DATA Step, Macro, Functions and more

Subsetting w/ multiple where statements

Accepted Solution Solved
Reply
Regular Contributor
Posts: 199
Accepted Solution

Subsetting w/ multiple where statements

I am trying to create a subset w/ outliers removed for multiple variables (Outliers are defined as > 1.5 x Q3 and < Q1 / 1.5). My approach is to use multiple WHERE statements, but I am not getting the desired result. I am open to other approaches, but I'm also curious why this syntax is not working.

 

	DATA want; 
	SET have;
 		WHERE score1 BETWEEN (1.5*Q3_score1) AND (Q1_score1/1.5);
 		WHERE SAME AND score2 BETWEEN (1.5*Q3_score2) AND (Q1_score2/1.5);
 		WHERE SAME AND score3 BETWEEN (1.5*Q3_score3) AND (Q1_score3/1.5);
	RUN;
	

When I run this code w/ only the first where statement, the max value for score1 is 290. When I run it w/ the first and second where statements, the max value for score1 changes to 300. 

 

Aren't these statements independent? Why would one affect the other?

 

Thanks for your help. 


Accepted Solutions
Solution
‎05-23-2016 05:11 PM
Super User
Posts: 5,509

Re: Subsetting w/ multiple where statements

In a SAS data set, I don't think that's one of your possible choices.  When you output an observation, all the variables are output.  You can't change that from one observation to the next.

 

There are other things you can do.  You can set out of range values to missing before you output.  Or you can totally re-shape the data set along these lines:

 

ID   Score_variable score_value

ABC  score1                  25

ABC  score2                  30

DEF  score2                  40

 

But there is no way to change the variables that get output from one observation to the next.

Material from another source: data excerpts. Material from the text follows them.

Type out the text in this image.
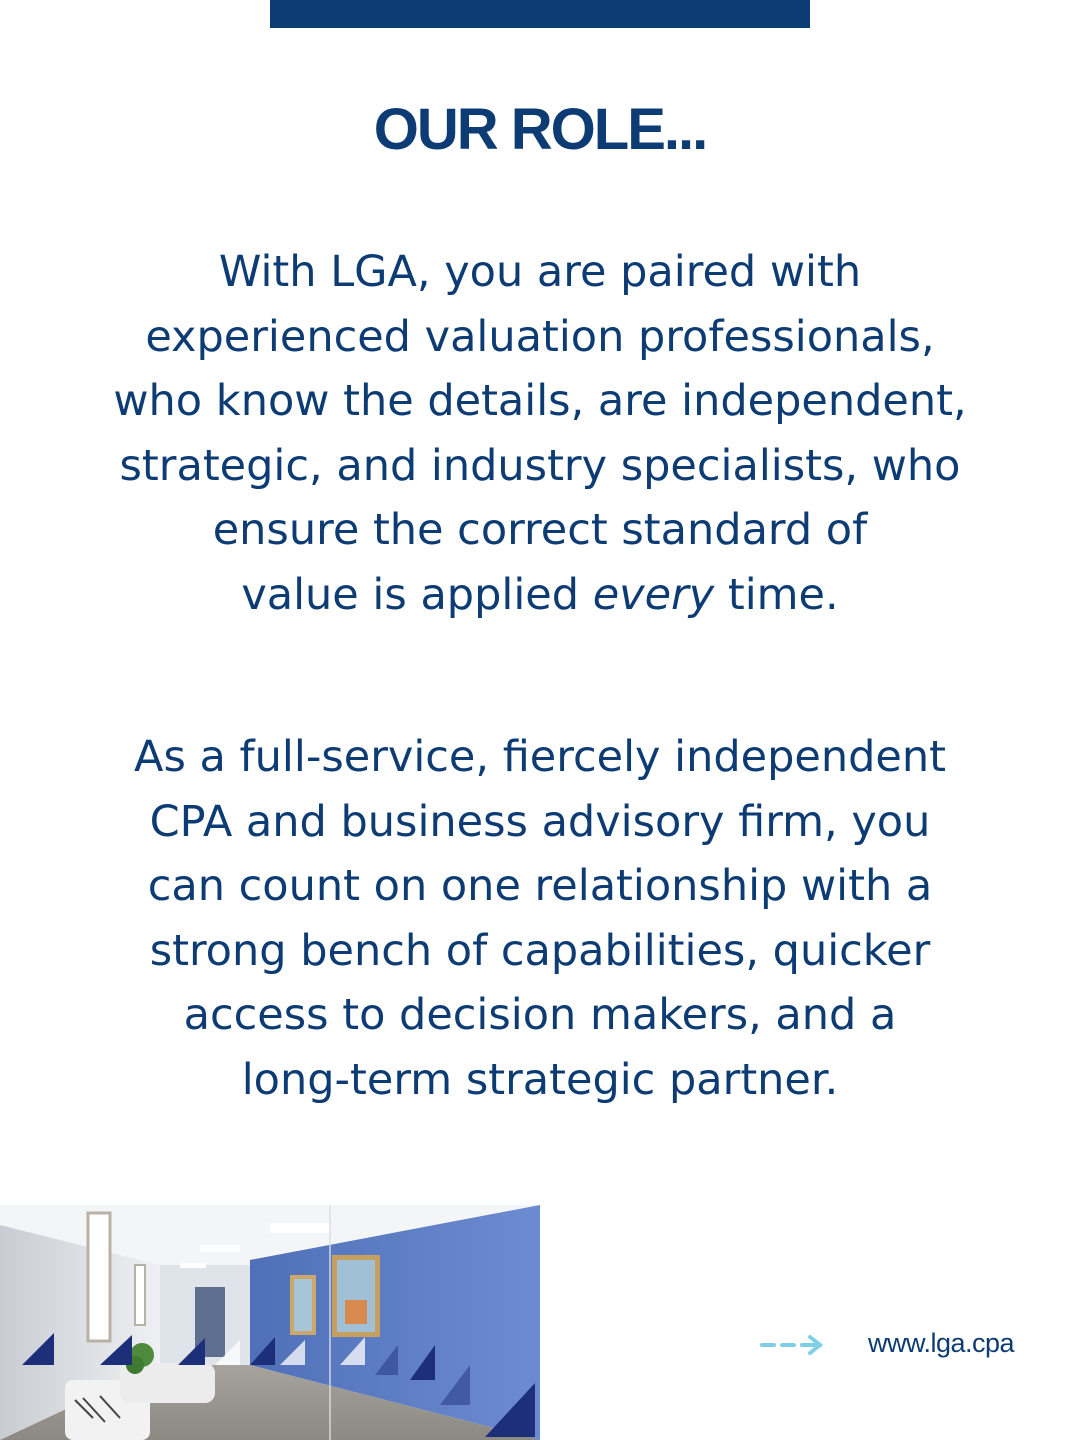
OUR ROLE...

With LGA, you are paired with
experienced valuation professionals,
who know the details, are independent,
strategic, and industry specialists, who
ensure the correct standard of
value is applied every time.

As a full-service, fiercely independent
CPA and business advisory firm, you
can count on one relationship with a
strong bench of capabilities, quicker
access to decision makers, and a
long-term strategic partner.

www.lga.cpa
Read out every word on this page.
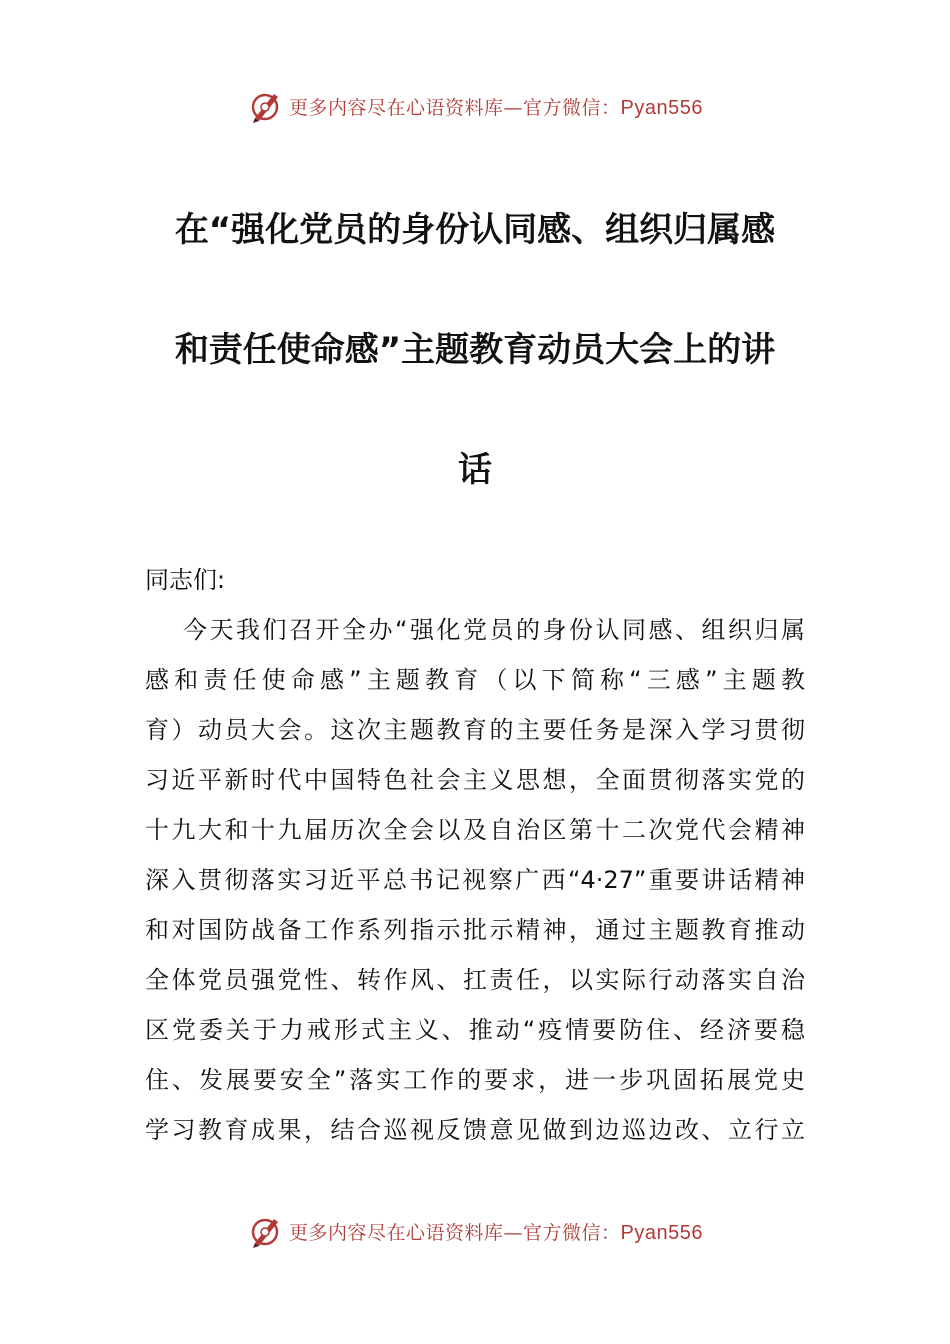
更多内容尽在心语资料库—官方微信：Pyan556
在“强化党员的身份认同感、组织归属感
和责任使命感”主题教育动员大会上的讲
话

同志们:

今天我们召开全办“强化党员的身份认同感、组织归属
感和责任使命感”主题教育（以下简称“三感”主题教
育）动员大会。这次主题教育的主要任务是深入学习贯彻
习近平新时代中国特色社会主义思想，全面贯彻落实党的
十九大和十九届历次全会以及自治区第十二次党代会精神
深入贯彻落实习近平总书记视察广西“4·27”重要讲话精神
和对国防战备工作系列指示批示精神，通过主题教育推动
全体党员强党性、转作风、扛责任，以实际行动落实自治
区党委关于力戒形式主义、推动“疫情要防住、经济要稳
住、发展要安全”落实工作的要求，进一步巩固拓展党史
学习教育成果，结合巡视反馈意见做到边巡边改、立行立
更多内容尽在心语资料库—官方微信：Pyan556
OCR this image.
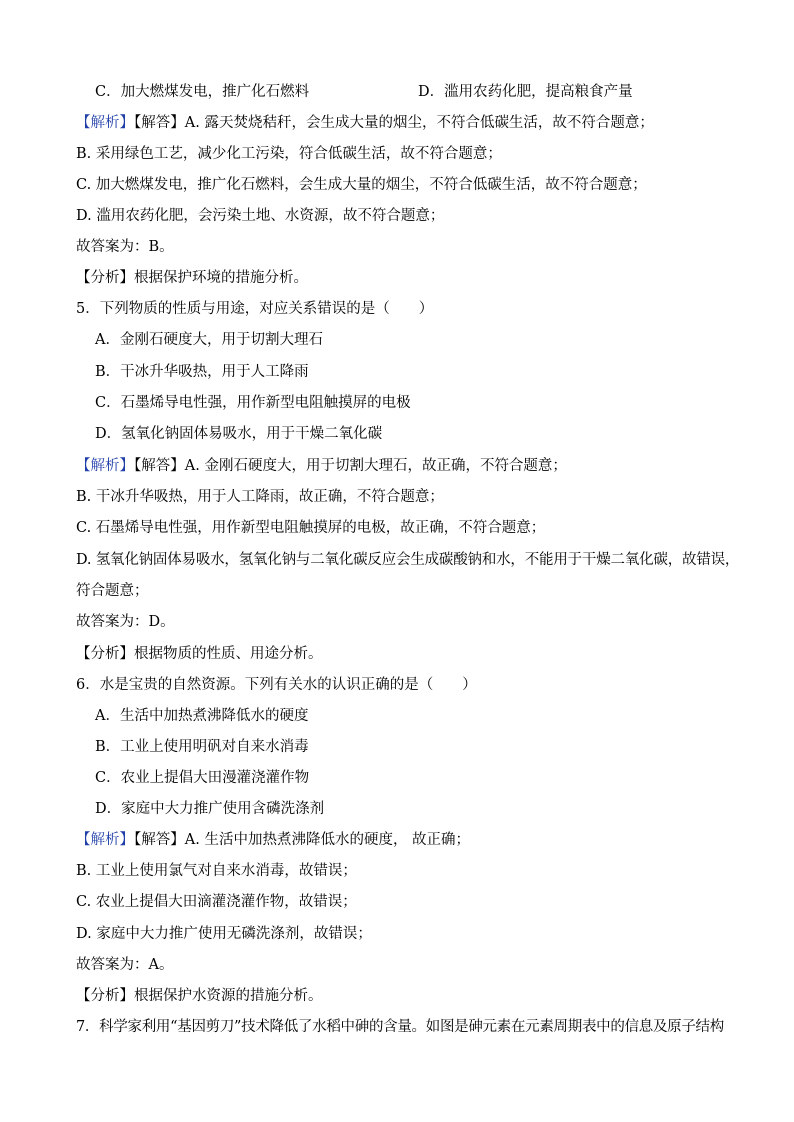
C．加大燃煤发电，推广化石燃料	D．滥用农药化肥，提高粮食产量
【解析】【解答】A. 露天焚烧秸秆，会生成大量的烟尘，不符合低碳生活，故不符合题意；
B. 采用绿色工艺，减少化工污染，符合低碳生活，故不符合题意；
C. 加大燃煤发电，推广化石燃料，会生成大量的烟尘，不符合低碳生活，故不符合题意；
D. 滥用农药化肥，会污染土地、水资源，故不符合题意；
故答案为：B。
【分析】根据保护环境的措施分析。
5．下列物质的性质与用途，对应关系错误的是（　　）
A．金刚石硬度大，用于切割大理石
B．干冰升华吸热，用于人工降雨
C．石墨烯导电性强，用作新型电阻触摸屏的电极
D．氢氧化钠固体易吸水，用于干燥二氧化碳
【解析】【解答】A. 金刚石硬度大，用于切割大理石，故正确，不符合题意；
B. 干冰升华吸热，用于人工降雨，故正确，不符合题意；
C. 石墨烯导电性强，用作新型电阻触摸屏的电极，故正确，不符合题意；
D. 氢氧化钠固体易吸水，氢氧化钠与二氧化碳反应会生成碳酸钠和水，不能用于干燥二氧化碳，故错误，
符合题意；
故答案为：D。
【分析】根据物质的性质、用途分析。
6．水是宝贵的自然资源。下列有关水的认识正确的是（　　）
A．生活中加热煮沸降低水的硬度
B．工业上使用明矾对自来水消毒
C．农业上提倡大田漫灌浇灌作物
D．家庭中大力推广使用含磷洗涤剂
【解析】【解答】A. 生活中加热煮沸降低水的硬度， 故正确；
B. 工业上使用氯气对自来水消毒，故错误；
C. 农业上提倡大田滴灌浇灌作物，故错误；
D. 家庭中大力推广使用无磷洗涤剂，故错误；
故答案为：A。
【分析】根据保护水资源的措施分析。
7．科学家利用“基因剪刀”技术降低了水稻中砷的含量。如图是砷元素在元素周期表中的信息及原子结构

View solution in original post


All Replies
Super User
Posts: 19,815

Re: Subsetting w/ multiple where statements

[ Edited ]

For those ones that get excluded - between 290 and 300, do they meet the other criteria for score2/score3?

 

You've used AND so the statements are not independent, all 3 conditions must be met. 

 

If if you want any of the 3 use OR. 

 

 

Regular Contributor
Posts: 199

Re: Subsetting w/ multiple where statements

@Reeza I want the "AND" in the BETWEEN...AND convention...What would be the correct syntax for making the individual WHERE statements independent from one another? 

Respected Advisor
Posts: 4,925

Re: Subsetting w/ multiple where statements

If it's AND you want, then say AND:

 

WHERE score1 BETWEEN (1.5*Q3_score1) AND (Q1_score1/1.5) and 
SAME AND score2 BETWEEN (1.5*Q3_score2) AND (Q1_score2/1.5) AND
score3 BETWEEN (1.5*Q3_score3) AND (Q1_score3/1.5);
PG
Super User
Posts: 19,815

Re: Subsetting w/ multiple where statements

Forget the Where and use explicit IF. You'll save yourself a headache and future you will thank you. 

 

You wont remember the details of this the next time you encounter it and will have to recheck everything otherwise. Or at least that's what I do when I see things like that in prod code. First check to see its doing 1) what you think it's doing, 2) what the original programmer thought they were doing - which may or may not have been you. 

Respected Advisor
Posts: 4,925

Re: Subsetting w/ multiple where statements

[ Edited ]

Didn't you get the following Note in the Log?

 

NOTE: WHERE clause has been replaced.

indicating that only the last WHERE clause matters?

PG
Regular Contributor
Posts: 199

Re: Subsetting w/ multiple where statements

@PGStats <NOTE: WHERE clause has been replaced.>

 

Yes. I saw this message, but didn't understand that it meant that "only the last WHERE clause matters".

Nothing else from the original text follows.